La réforme du collège conforme à… Vatican II ?
Pascal Balmand , secrétaire général de l’Enseignement catholique, a produit un document de 21 pages sur la réforme du collège. Je vous passe les détails du texte ( vous pouvez le lire en ligne ici ) mais la conclusion vaut son pesant de cacahuètes :
Il est impossible de conclure ces pages puisque nous en sommes uniquement à la phase des repérages, de la mise en projet pour dépasser les obstacles que nous rencontrons. Nos établissements et nos équipes travaillent à l’organisation nouvelle du collège et à l’approche renouvelée des programmes. Nous tâtonnons, nous élaborons des parcours, des démarches, des dispositifs à expérimenter… Ceci nous conduit à ne plus voir la réforme comme une contrainte. Elle nous invite à sortir des cadres contraignants et oblige à mobiliser la créativité par l’autonomie des établissements et la sollicitation de la responsabilité professionnelle des enseignants. La réforme nous rend donc acteurs et chercheurs. Ce qui n’est pas toujours sécurisant mais c’est aussi ça l’autonomie, la liberté… Se confronter aux cadres, aux contraintes pour créer ce qui n’est pas encore pour accompagner aux mieux nos équipes, les enfants et les jeunes dont nous avons la responsabilité. Cette démarche s’inscrit bien dans la dynamique qui anime l’Enseignement catholique dans son projet fondateur, comme dans la proposition de Réenchanter l’École aujourd’hui… En effet, la réforme du collège se veut avant tout une réforme globale et pédagogique. Des enjeux et des axes s’en dégagent afin d’aider les équipes enseignantes à réfléchir et à entrer dans une dynamique des possibles.
Les enjeux
- l’exigence pour tous
- l’adaptation pour chacun
- de la créativité et des initiatives
- de la souplesse
- la mise en œuvre de nouvelles pratiques pédagogiques
- une pédagogie différenciée concertée
- la valorisation du savoir-faire des enseignants
- de nouvelles organisations temporelles : semestrialisation possible de certains enseignements, quotas horaires différents… […] Nous œuvrons pour que le collège permette aux jeunes que nous rejoignons de Réenchanter leur scolarité pour faire advenir le droit à l’éducation comme le définissent les trois premiers articles du Statut de l’Enseignement Catholique en France
– 1er juin 2013 :
Art. 1 La dignité de la personne humaine fonde pour tous les hommes un droit à l’éducation.

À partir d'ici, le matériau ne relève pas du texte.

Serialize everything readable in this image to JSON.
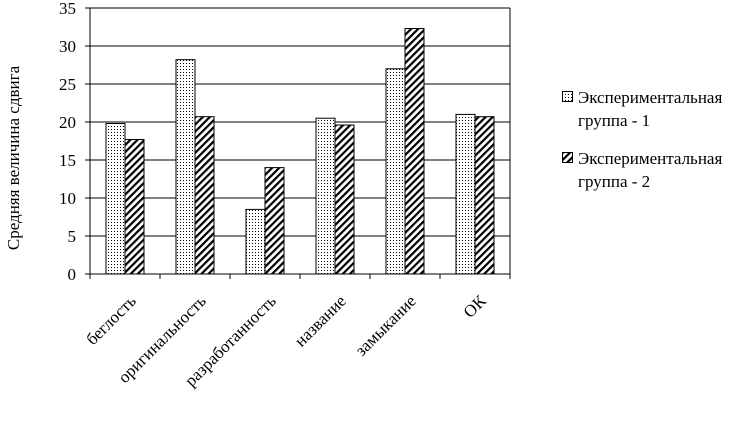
{
  "chart_data": {
    "type": "bar",
    "title": "",
    "xlabel": "",
    "ylabel": "Средняя величина сдвига",
    "ylim": [
      0,
      35
    ],
    "yticks": [
      0,
      5,
      10,
      15,
      20,
      25,
      30,
      35
    ],
    "categories": [
      "беглость",
      "оригинальность",
      "разработанность",
      "название",
      "замыкание",
      "ОК"
    ],
    "series": [
      {
        "name": "Экспериментальная группа - 1",
        "pattern": "dots",
        "values": [
          19.8,
          28.2,
          8.5,
          20.5,
          27.0,
          21.0
        ]
      },
      {
        "name": "Экспериментальная группа - 2",
        "pattern": "diagonal",
        "values": [
          17.7,
          20.7,
          14.0,
          19.6,
          32.3,
          20.7
        ]
      }
    ],
    "grid": true,
    "legend_position": "right"
  }
}
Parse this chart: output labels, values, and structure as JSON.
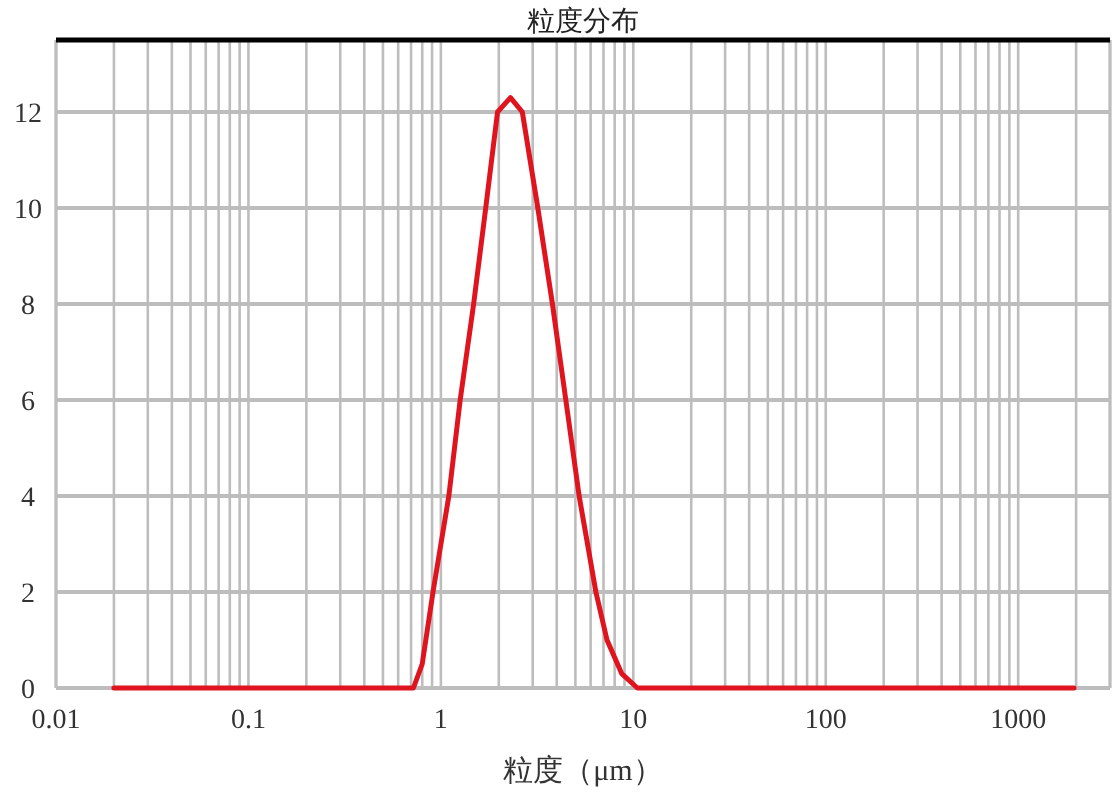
{
  "chart_data": {
    "type": "line",
    "title": "粒度分布",
    "xlabel": "粒度（μm）",
    "log": "x",
    "grid": true,
    "marker": "none",
    "line_style": "solid",
    "xlim": [
      0.01,
      3000
    ],
    "ylim": [
      0,
      13.5
    ],
    "xticks": [
      0.01,
      0.1,
      1,
      10,
      100,
      1000
    ],
    "yticks": [
      0,
      2,
      4,
      6,
      8,
      10,
      12
    ],
    "series": [
      {
        "color": "#e0141e",
        "x": [
          0.02,
          0.1,
          0.5,
          0.72,
          0.8,
          0.91,
          1.1,
          1.26,
          1.48,
          1.71,
          1.97,
          2.3,
          2.65,
          3.19,
          3.8,
          4.46,
          5.23,
          6.39,
          7.3,
          8.7,
          10.5,
          20,
          100,
          1000,
          1950
        ],
        "values": [
          0,
          0,
          0,
          0,
          0.5,
          2,
          4,
          6,
          8,
          10,
          12,
          12.3,
          12,
          10,
          8,
          6,
          4,
          2,
          1,
          0.3,
          0,
          0,
          0,
          0,
          0
        ]
      }
    ]
  }
}
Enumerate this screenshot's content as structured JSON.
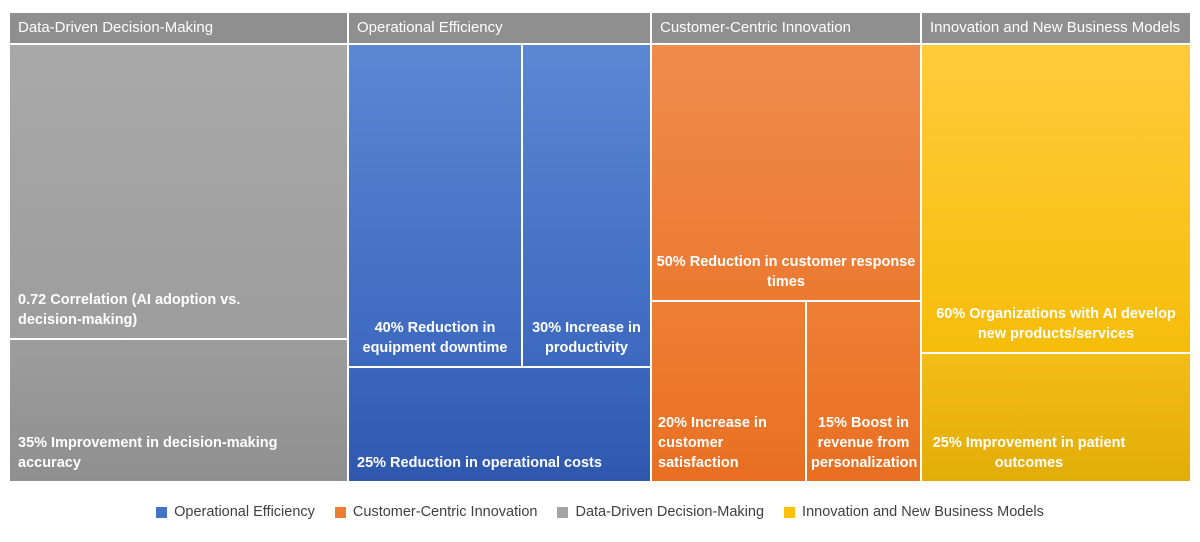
{
  "chart_data": {
    "type": "treemap",
    "groups": [
      {
        "name": "Data-Driven Decision-Making",
        "color": "#a5a5a5",
        "items": [
          {
            "label": "0.72 Correlation (AI adoption vs. decision-making)",
            "value": 0.72
          },
          {
            "label": "35% Improvement in decision-making accuracy",
            "value": 35
          }
        ]
      },
      {
        "name": "Operational Efficiency",
        "color": "#4472c4",
        "items": [
          {
            "label": "40% Reduction in equipment downtime",
            "value": 40
          },
          {
            "label": "30% Increase in productivity",
            "value": 30
          },
          {
            "label": "25% Reduction in operational costs",
            "value": 25
          }
        ]
      },
      {
        "name": "Customer-Centric Innovation",
        "color": "#ed7d31",
        "items": [
          {
            "label": "50% Reduction in customer response times",
            "value": 50
          },
          {
            "label": "20% Increase in customer satisfaction",
            "value": 20
          },
          {
            "label": "15% Boost in revenue from personalization",
            "value": 15
          }
        ]
      },
      {
        "name": "Innovation and New Business Models",
        "color": "#ffc000",
        "items": [
          {
            "label": "60% Organizations with AI develop new products/services",
            "value": 60
          },
          {
            "label": "25% Improvement in patient outcomes",
            "value": 25
          }
        ]
      }
    ],
    "legend": {
      "position": "bottom",
      "entries": [
        "Operational Efficiency",
        "Customer-Centric Innovation",
        "Data-Driven Decision-Making",
        "Innovation and New Business Models"
      ]
    }
  }
}
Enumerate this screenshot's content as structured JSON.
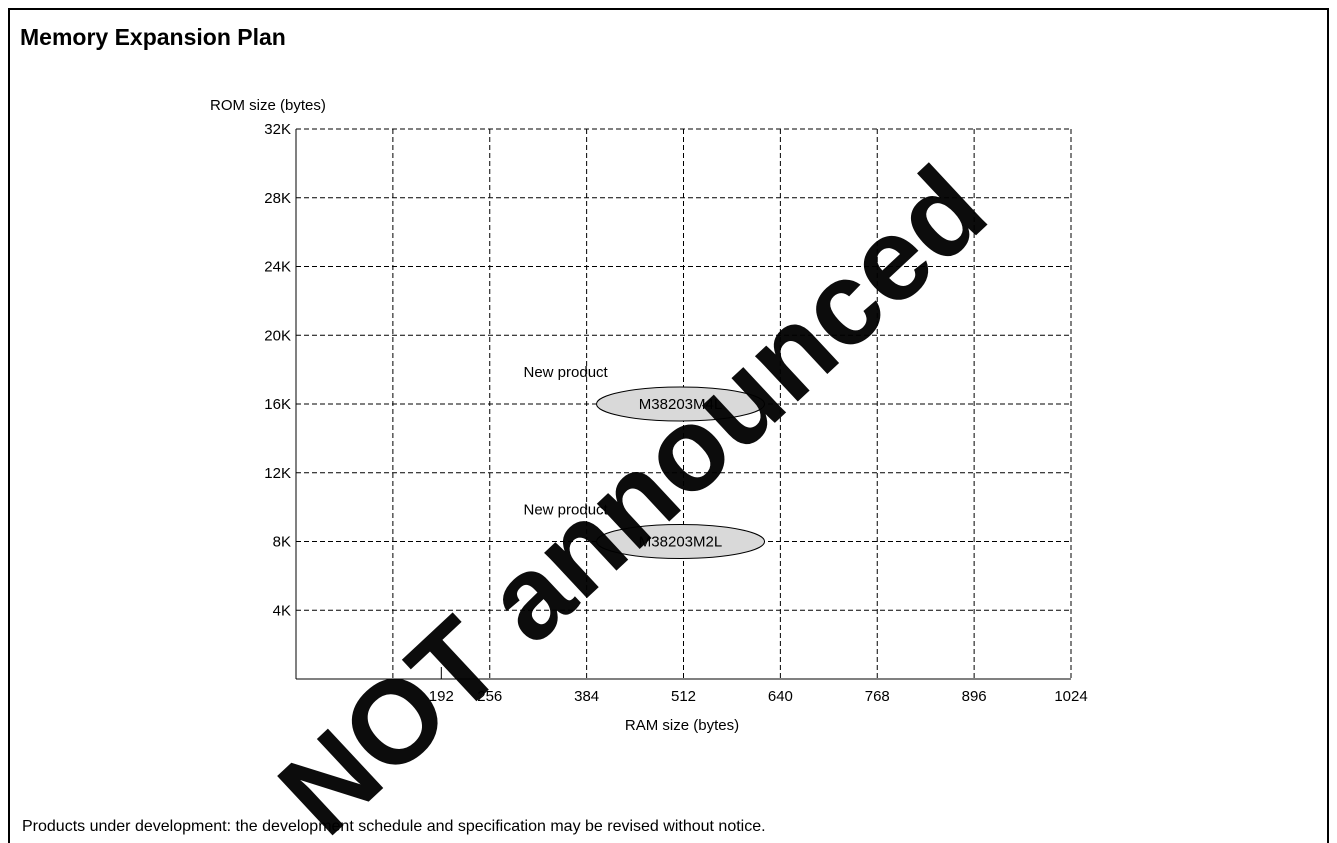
{
  "page": {
    "title": "Memory Expansion Plan",
    "footnote": "Products under development: the development schedule and specification may be revised without notice."
  },
  "watermark": {
    "text": "NOT announced",
    "color": "#e4000f"
  },
  "chart_data": {
    "type": "scatter",
    "ylabel": "ROM size (bytes)",
    "xlabel": "RAM size (bytes)",
    "y_ticks": [
      {
        "value": 4,
        "label": "4K"
      },
      {
        "value": 8,
        "label": "8K"
      },
      {
        "value": 12,
        "label": "12K"
      },
      {
        "value": 16,
        "label": "16K"
      },
      {
        "value": 20,
        "label": "20K"
      },
      {
        "value": 24,
        "label": "24K"
      },
      {
        "value": 28,
        "label": "28K"
      },
      {
        "value": 32,
        "label": "32K"
      }
    ],
    "x_ticks": [
      {
        "value": 192,
        "label": "192"
      },
      {
        "value": 256,
        "label": "256"
      },
      {
        "value": 384,
        "label": "384"
      },
      {
        "value": 512,
        "label": "512"
      },
      {
        "value": 640,
        "label": "640"
      },
      {
        "value": 768,
        "label": "768"
      },
      {
        "value": 896,
        "label": "896"
      },
      {
        "value": 1024,
        "label": "1024"
      }
    ],
    "x_grid": [
      128,
      256,
      384,
      512,
      640,
      768,
      896,
      1024
    ],
    "y_grid": [
      4,
      8,
      12,
      16,
      20,
      24,
      28,
      32
    ],
    "xlim": [
      0,
      1024
    ],
    "ylim": [
      0,
      32
    ],
    "grid": true,
    "products": [
      {
        "name": "M38203M4L",
        "ram": 512,
        "rom": 16,
        "status": "New product",
        "fill": "#d9d9d9"
      },
      {
        "name": "M38203M2L",
        "ram": 512,
        "rom": 8,
        "status": "New product",
        "fill": "#d9d9d9"
      }
    ]
  }
}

Art. 2 L’éducation se conforme à la vocation personnelle et sociale des hommes en leur permettant de grandir dans l’amour et la vérité et, ainsi, d’accéder à « une vie pleine et libre, une vie digne de l’homme » [Concile Vatican II, Constitution pastorale sur l’Église dans le monde de ce temps – Gaudium et Spes, n° 9 § 3.].

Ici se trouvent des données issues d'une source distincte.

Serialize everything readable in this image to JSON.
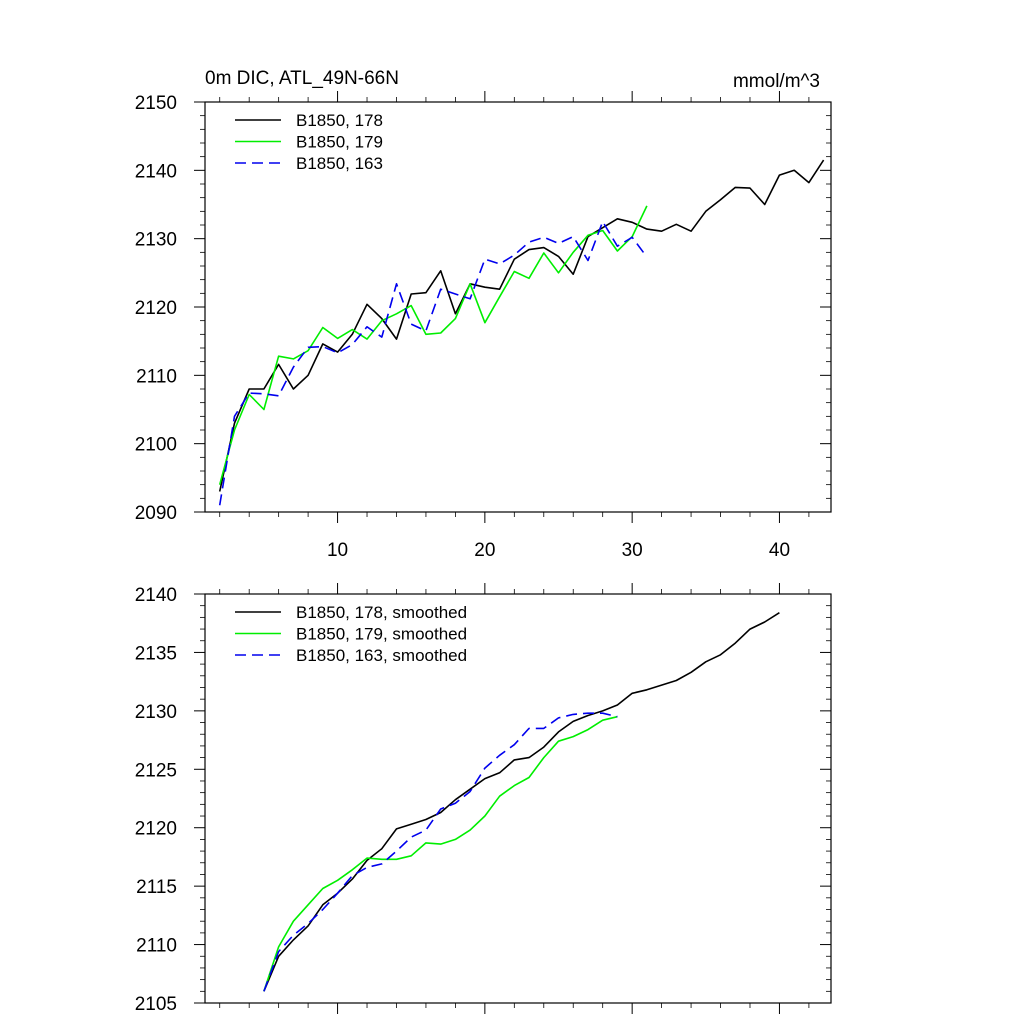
{
  "chart_data": [
    {
      "type": "line",
      "title": "0m DIC, ATL_49N-66N",
      "units": "mmol/m^3",
      "xlabel": "",
      "ylabel": "",
      "xlim": [
        1,
        43.5
      ],
      "ylim": [
        2090,
        2150
      ],
      "xticks": [
        10,
        20,
        30,
        40
      ],
      "yticks": [
        2090,
        2100,
        2110,
        2120,
        2130,
        2140,
        2150
      ],
      "legend_position": "top-left",
      "series": [
        {
          "name": "B1850, 178",
          "color": "#000000",
          "dash": "solid",
          "x": [
            2,
            3,
            4,
            5,
            6,
            7,
            8,
            9,
            10,
            11,
            12,
            13,
            14,
            15,
            16,
            17,
            18,
            19,
            20,
            21,
            22,
            23,
            24,
            25,
            26,
            27,
            28,
            29,
            30,
            31,
            32,
            33,
            34,
            35,
            36,
            37,
            38,
            39,
            40,
            41,
            42,
            43
          ],
          "values": [
            2093,
            2103,
            2108,
            2108,
            2111.6,
            2108,
            2110,
            2114.6,
            2113.4,
            2116,
            2120.4,
            2118.3,
            2115.3,
            2121.9,
            2122.1,
            2125.3,
            2119,
            2123.4,
            2122.9,
            2122.6,
            2127,
            2128.4,
            2128.7,
            2127.4,
            2124.8,
            2130.3,
            2131.6,
            2132.9,
            2132.4,
            2131.4,
            2131.1,
            2132.1,
            2131.1,
            2134,
            2135.7,
            2137.5,
            2137.4,
            2135,
            2139.3,
            2140,
            2138.2,
            2141.5
          ]
        },
        {
          "name": "B1850, 179",
          "color": "#00ee00",
          "dash": "solid",
          "x": [
            2,
            3,
            4,
            5,
            6,
            7,
            8,
            9,
            10,
            11,
            12,
            13,
            14,
            15,
            16,
            17,
            18,
            19,
            20,
            21,
            22,
            23,
            24,
            25,
            26,
            27,
            28,
            29,
            30,
            31
          ],
          "values": [
            2094,
            2102,
            2107.2,
            2105,
            2112.8,
            2112.4,
            2113.6,
            2117,
            2115.4,
            2116.7,
            2115.3,
            2118,
            2119,
            2120.2,
            2116,
            2116.2,
            2118.3,
            2123.4,
            2117.7,
            2121.5,
            2125.2,
            2124.2,
            2127.9,
            2125,
            2128,
            2130.5,
            2131.2,
            2128.2,
            2130.3,
            2134.8
          ]
        },
        {
          "name": "B1850, 163",
          "color": "#0000ee",
          "dash": "dashed",
          "x": [
            2,
            3,
            4,
            5,
            6,
            7,
            8,
            9,
            10,
            11,
            12,
            13,
            14,
            15,
            16,
            17,
            18,
            19,
            20,
            21,
            22,
            23,
            24,
            25,
            26,
            27,
            28,
            29,
            30,
            31
          ],
          "values": [
            2091,
            2104,
            2107.4,
            2107.3,
            2107,
            2111.2,
            2114.1,
            2114.2,
            2113.3,
            2114.5,
            2117.1,
            2115.6,
            2123.4,
            2117.5,
            2116.5,
            2122.6,
            2121.9,
            2121.2,
            2127,
            2126.3,
            2127.6,
            2129.5,
            2130.2,
            2129.3,
            2130.3,
            2126.8,
            2132.5,
            2128.9,
            2130.2,
            2127.3
          ]
        }
      ]
    },
    {
      "type": "line",
      "title": "",
      "xlabel": "",
      "ylabel": "",
      "xlim": [
        1,
        43.5
      ],
      "ylim": [
        2105,
        2140
      ],
      "xticks": [
        10,
        20,
        30,
        40
      ],
      "yticks": [
        2105,
        2110,
        2115,
        2120,
        2125,
        2130,
        2135,
        2140
      ],
      "legend_position": "top-left",
      "series": [
        {
          "name": "B1850, 178, smoothed",
          "color": "#000000",
          "dash": "solid",
          "x": [
            5,
            6,
            7,
            8,
            9,
            10,
            11,
            12,
            13,
            14,
            15,
            16,
            17,
            18,
            19,
            20,
            21,
            22,
            23,
            24,
            25,
            26,
            27,
            28,
            29,
            30,
            31,
            32,
            33,
            34,
            35,
            36,
            37,
            38,
            39,
            40
          ],
          "values": [
            2106,
            2109,
            2110.4,
            2111.6,
            2113.4,
            2114.4,
            2115.6,
            2117.2,
            2118.2,
            2119.9,
            2120.3,
            2120.7,
            2121.3,
            2122.4,
            2123.3,
            2124.2,
            2124.7,
            2125.8,
            2126,
            2126.9,
            2128.2,
            2129.1,
            2129.6,
            2130,
            2130.5,
            2131.5,
            2131.8,
            2132.2,
            2132.6,
            2133.3,
            2134.2,
            2134.8,
            2135.8,
            2137,
            2137.6,
            2138.4
          ]
        },
        {
          "name": "B1850, 179, smoothed",
          "color": "#00ee00",
          "dash": "solid",
          "x": [
            5,
            6,
            7,
            8,
            9,
            10,
            11,
            12,
            13,
            14,
            15,
            16,
            17,
            18,
            19,
            20,
            21,
            22,
            23,
            24,
            25,
            26,
            27,
            28,
            29
          ],
          "values": [
            2106,
            2109.8,
            2112,
            2113.4,
            2114.8,
            2115.5,
            2116.4,
            2117.4,
            2117.3,
            2117.3,
            2117.6,
            2118.7,
            2118.6,
            2119,
            2119.8,
            2121,
            2122.7,
            2123.6,
            2124.3,
            2126,
            2127.4,
            2127.8,
            2128.4,
            2129.2,
            2129.5
          ]
        },
        {
          "name": "B1850, 163, smoothed",
          "color": "#0000ee",
          "dash": "dashed",
          "x": [
            5,
            6,
            7,
            8,
            9,
            10,
            11,
            12,
            13,
            14,
            15,
            16,
            17,
            18,
            19,
            20,
            21,
            22,
            23,
            24,
            25,
            26,
            27,
            28,
            29
          ],
          "values": [
            2106,
            2109.4,
            2110.8,
            2111.8,
            2113,
            2114.4,
            2115.9,
            2116.6,
            2116.9,
            2118,
            2119.2,
            2119.8,
            2121.6,
            2122.1,
            2123.1,
            2125.1,
            2126.2,
            2127.1,
            2128.5,
            2128.5,
            2129.4,
            2129.7,
            2129.8,
            2129.8,
            2129.5
          ]
        }
      ]
    }
  ]
}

Art. 3 « Une éducation authentique a pour finalité la formation de la personne humaine ordonnée à sa fin suprême, en même temps qu’au bien des communautés dont l’homme est membre .» [Concile Vatican II, Déclaration sur l’éducation chrétienne – Gravissimum Educationis, n° 1] L’éducation appelle donc à servir la croissance de l’homme et la construction de la société.
Ces références au Concile Vatican II constituent une incroyable synthèse subliminale qui se résume ainsi, tel un parfait double syllogisme :
- Madame Belkacem propose une réforme du collège,
- Cette réforme permet de réenchanter l’Ecole catholique,
- Le réenchantement permettra de faire advenir le droit à l’éducation prôné par Vatican II,
- Madame Belkacem est donc en ligne avec Vatican II.